We can devise a “sliding” list-chunker which gives successive sublists; e.g.
windows 3 [a, b, c, d, e]
= [[a, b, c], [b, c, d], [c, d, e]]
This can be specified by the recursive equation
windows k [] = []
windows k (x ∷ xs′) = take k (x ∷ xs′) ∷ windows k xs′
Since the second equation depends on xs′, windows cannot be defined directly as a catamorphism. It’s more interesting to define it as an anamorphism:
windows k = unfoldr (frame k)
frame : Int → [α] → Maybe ([α], [α])
frame _ [] = Nothing
frame k (x : xs) = Just (take k (x : xs), xs)
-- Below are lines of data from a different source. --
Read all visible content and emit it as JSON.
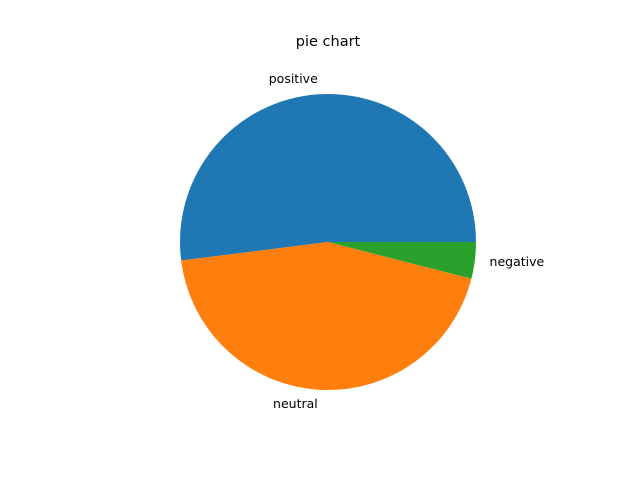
{
  "chart_data": {
    "type": "pie",
    "title": "pie chart",
    "categories": [
      "positive",
      "neutral",
      "negative"
    ],
    "values": [
      52,
      44,
      4
    ],
    "colors": [
      "#1f77b4",
      "#ff7f0e",
      "#2ca02c"
    ],
    "start_angle_deg": 0,
    "direction": "counterclockwise",
    "legend": "none"
  }
}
So we can express all of the “frame overlaps” of interest by
filter length_four ∘ windows 4
Then it’s a matter of counting the increasing sums:
count compare_w ∘ filter length_four ∘ windows 4
where
count : (a → Bool) → [a] → ℕ;
count p ≡ length ∘ filter p
which can be expressed easily as the catamorphism
count p = foldl (λc x → if p x; then c + 1; else c) 0
This produces the right answer, but since we have a hylomorphism, it would be nice to “deforest” it through fusion. The first step is to fuse the count and filter; instead of using cata fusion, though, we simply combine the predicates compare_w and length_four–since, in fact, the domain of compare_w is restricted to length-four lists, anyway:
increasing : [ℕ] → Bool
increasing ns = (length ns == 4) ∧ (ns !! 0 < ns !! 3)
So now the hylomorphism is clear. We have the hylo operator for single-argument unfold as
hylo : (α → β → β) → β → (γ → Maybe (α, γ)) → γ → β
hylo f e g b = case g b of {
Nothing → e;
Just (x, b′) → f x (hylo f e g b′) }
characterized by
h = hylo f e g b ⇔ h = foldr f e . unfoldr g b
Thus
depth_changes
= { result above }
count increasing ∘ windows 4
= { count def., switching to foldr (second duality theorem) }
foldr (λc ns → if increasing ns; then c + 1; else c) 0 ∘ windows 4
= { windows def. }
foldr (λc ns → if increasing ns; then c + 1; else c) 0
∘ unfoldr (frame k)
= { hylo u.p. }
hylo (λc ns → if increasing ns; then c + 1; else c)
0
(frame k)
where the base element b is the list argument. We can actually generalize this as a "counting" hylo which counts the number of notionally-constructed type that satisfy a given predicate:
count_hylo p g b = hylo (λc x → if p x; then c + 1; else c) 0 g b
Then we have
depth_changes = count_hylo increasing (frame k)
This is pretty compact. It does use space bounded by 4n for an input n-list, and clearly there are going to be list-scanning solutions which use constant space. It’s worth considering how we could derive those.